Plants growing over the top of the house .. not one bloom.


----------



## Travelingwithbuddy

Awwhh, miracle grow... I've been wondering what am I doing wrong with my yellow squash... they're starting to come up and 1/2 of them are getting black moldy stuff on them, mushy and fall off. I wonder if that's what happened... too much miracle grow? or what do you think? too much water, not enough? this is my first garden.


----------



## Haute Pursuit

Travelingwithbuddy said:


> Awwhh, miracle grow... I've been wondering what am I doing wrong with my yellow squash... they're starting to come up and 1/2 of them are getting black moldy stuff on them, mushy and fall off. I wonder if that's what happened... too much miracle grow? or what do you think? too much water, not enough? this is my first garden.


Squash don't do very well in real moist or wet soil in my experience. The blooms will get fungus and the fruit will rot if in too wet of an area.

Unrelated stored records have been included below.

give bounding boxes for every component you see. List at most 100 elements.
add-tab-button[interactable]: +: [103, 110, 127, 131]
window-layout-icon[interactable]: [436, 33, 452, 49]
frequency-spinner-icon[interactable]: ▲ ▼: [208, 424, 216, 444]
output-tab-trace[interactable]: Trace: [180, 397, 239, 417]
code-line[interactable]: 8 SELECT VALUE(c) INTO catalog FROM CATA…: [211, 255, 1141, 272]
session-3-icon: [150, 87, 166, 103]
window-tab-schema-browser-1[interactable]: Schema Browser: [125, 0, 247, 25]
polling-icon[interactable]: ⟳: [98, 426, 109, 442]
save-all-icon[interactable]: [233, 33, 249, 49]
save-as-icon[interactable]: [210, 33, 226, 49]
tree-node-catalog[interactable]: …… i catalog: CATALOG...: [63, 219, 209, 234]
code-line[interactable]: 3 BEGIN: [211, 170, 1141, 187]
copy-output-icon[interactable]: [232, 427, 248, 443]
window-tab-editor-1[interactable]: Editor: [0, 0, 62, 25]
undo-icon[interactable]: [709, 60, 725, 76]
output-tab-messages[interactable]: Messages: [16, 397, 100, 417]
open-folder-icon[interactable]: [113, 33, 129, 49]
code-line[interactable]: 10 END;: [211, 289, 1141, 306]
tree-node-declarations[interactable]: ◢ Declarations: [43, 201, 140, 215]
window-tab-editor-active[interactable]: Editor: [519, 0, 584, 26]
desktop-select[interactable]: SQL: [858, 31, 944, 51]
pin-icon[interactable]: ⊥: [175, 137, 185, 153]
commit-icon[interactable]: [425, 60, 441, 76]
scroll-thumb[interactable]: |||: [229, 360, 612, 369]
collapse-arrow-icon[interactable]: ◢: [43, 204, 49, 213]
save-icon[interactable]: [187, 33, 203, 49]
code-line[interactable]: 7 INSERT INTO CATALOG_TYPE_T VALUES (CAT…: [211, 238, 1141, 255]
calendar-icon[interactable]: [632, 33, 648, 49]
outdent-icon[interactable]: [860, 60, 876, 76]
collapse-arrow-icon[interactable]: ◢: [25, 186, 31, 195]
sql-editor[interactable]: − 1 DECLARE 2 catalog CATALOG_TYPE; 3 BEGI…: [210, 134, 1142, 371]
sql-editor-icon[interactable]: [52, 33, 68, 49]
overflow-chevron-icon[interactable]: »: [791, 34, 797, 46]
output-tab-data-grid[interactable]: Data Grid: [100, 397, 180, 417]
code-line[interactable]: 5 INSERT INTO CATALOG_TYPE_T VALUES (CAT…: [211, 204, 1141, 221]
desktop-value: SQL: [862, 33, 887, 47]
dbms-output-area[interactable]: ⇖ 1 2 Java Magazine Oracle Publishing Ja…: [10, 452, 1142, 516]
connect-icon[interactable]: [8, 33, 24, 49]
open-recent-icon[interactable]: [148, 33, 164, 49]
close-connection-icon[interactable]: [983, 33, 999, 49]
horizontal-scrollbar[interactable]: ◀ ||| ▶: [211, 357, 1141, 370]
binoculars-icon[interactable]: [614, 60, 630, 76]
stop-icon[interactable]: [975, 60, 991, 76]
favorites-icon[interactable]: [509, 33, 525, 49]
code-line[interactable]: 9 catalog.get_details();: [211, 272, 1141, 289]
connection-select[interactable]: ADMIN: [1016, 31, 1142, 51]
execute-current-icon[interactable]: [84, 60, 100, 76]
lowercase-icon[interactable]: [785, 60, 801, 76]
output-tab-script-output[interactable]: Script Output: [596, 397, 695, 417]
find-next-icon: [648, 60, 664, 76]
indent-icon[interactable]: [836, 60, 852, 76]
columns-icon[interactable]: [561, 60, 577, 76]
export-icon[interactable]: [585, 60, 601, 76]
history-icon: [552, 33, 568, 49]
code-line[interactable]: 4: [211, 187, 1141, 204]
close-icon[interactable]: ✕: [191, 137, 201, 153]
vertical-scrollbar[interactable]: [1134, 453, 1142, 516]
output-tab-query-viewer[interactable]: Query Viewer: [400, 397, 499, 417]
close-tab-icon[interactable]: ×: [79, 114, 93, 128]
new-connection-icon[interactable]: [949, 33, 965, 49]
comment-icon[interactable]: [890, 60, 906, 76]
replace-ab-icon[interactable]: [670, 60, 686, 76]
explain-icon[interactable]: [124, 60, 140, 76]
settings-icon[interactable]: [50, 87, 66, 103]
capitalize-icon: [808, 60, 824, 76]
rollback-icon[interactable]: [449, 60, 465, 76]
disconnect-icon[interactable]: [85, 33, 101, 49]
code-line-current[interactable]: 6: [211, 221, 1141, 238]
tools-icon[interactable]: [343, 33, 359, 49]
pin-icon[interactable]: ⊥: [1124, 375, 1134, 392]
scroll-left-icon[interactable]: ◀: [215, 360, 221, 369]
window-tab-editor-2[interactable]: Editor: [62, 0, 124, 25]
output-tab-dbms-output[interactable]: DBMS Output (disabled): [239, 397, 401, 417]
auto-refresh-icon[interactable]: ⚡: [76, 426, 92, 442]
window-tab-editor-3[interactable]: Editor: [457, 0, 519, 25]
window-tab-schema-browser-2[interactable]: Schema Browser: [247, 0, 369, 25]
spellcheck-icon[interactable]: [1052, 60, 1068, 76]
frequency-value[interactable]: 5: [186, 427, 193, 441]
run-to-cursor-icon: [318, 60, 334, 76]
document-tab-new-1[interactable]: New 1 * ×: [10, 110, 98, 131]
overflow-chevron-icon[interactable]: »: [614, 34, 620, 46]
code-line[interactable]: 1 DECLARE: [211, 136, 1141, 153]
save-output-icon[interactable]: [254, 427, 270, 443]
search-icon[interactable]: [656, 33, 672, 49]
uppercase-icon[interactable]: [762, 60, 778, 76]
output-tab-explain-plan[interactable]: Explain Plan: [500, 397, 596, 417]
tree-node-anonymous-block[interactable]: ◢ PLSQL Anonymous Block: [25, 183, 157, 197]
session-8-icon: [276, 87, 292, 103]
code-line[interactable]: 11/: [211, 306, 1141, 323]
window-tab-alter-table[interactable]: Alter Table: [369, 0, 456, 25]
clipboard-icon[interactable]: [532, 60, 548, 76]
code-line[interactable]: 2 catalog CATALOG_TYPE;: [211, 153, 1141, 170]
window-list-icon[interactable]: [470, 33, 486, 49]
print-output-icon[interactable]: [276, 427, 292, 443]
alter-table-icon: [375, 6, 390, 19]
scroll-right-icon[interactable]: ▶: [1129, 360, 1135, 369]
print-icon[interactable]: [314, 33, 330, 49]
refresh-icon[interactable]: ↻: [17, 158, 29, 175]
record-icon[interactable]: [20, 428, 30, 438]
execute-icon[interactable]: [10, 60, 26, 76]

My tomato plants pulled thru and are standing tall again after watering them every morning and afternoon. I didn't lose but a half dozen or so fruits.


----------



## BigTim

Travelingwithbuddy said:


> Awwhh, miracle grow... I've been wondering what am I doing wrong with my yellow squash... they're starting to come up and 1/2 of them are getting black moldy stuff on them, mushy and fall off. I wonder if that's what happened... too much miracle grow? or what do you think? too much water, not enough? this is my first garden.


Lack of pollination. If you only have a few plants you might try this, one morning remove a male flower from the plant. Carefully remove the petals and bump all the females with the exposed pollen.


----------



## RC's Mom

BigTim said:


> Lack of pollination. If you only have a few plants you might try this, one morning remove a male flower from the plant. Carefully remove the petals and bump all the females with the exposed pollen.


OK, I'll bite. How the heck would you know a female flower from a male? Does the male have a mustache or something?


----------



## BigTim

The female flower is the one with the fruit. The male flower is just a flower on a stem.


----------



## Travelingwithbuddy

Great news! I'll go do it right now. Thanks all & to Darlene for asking the obvious question, because I would not have that answer either.
Thanks


----------



## Dark_ale

Next time, try getting about half a handful of garden lime per plant when you plant them. Some will say well get your soil tested etc....

Well just try one plant use the garden lime the rest dont. Try it and see what happens. If at anyway possible keep standing water off and hill up so that the water runs off. 

I use miricle grow sometimes its ok, but my best grown veggies in pots are fertilized with 13-13-13, or 10-10-10 or which ever you have. Plant the plant in the middle of the pot and ciricle the top edge of the pot with the fertilizer about 1/2 inch wide and cover. I add a little bit of lime to my miricle grow potting soil also about a teaspoon. I am experimenting right now I have a summer squash in a well fertilized pot about 8 inch diameter, and 8 inches deep. The plant is huge and full of squash, so I am not sure that a bigger pot is better, a well fertilized pot is better. I did not think this plant would make any squash because the pot is too small but it is. It may make more in a bigger pot with fertilizer, I will have to try that too


----------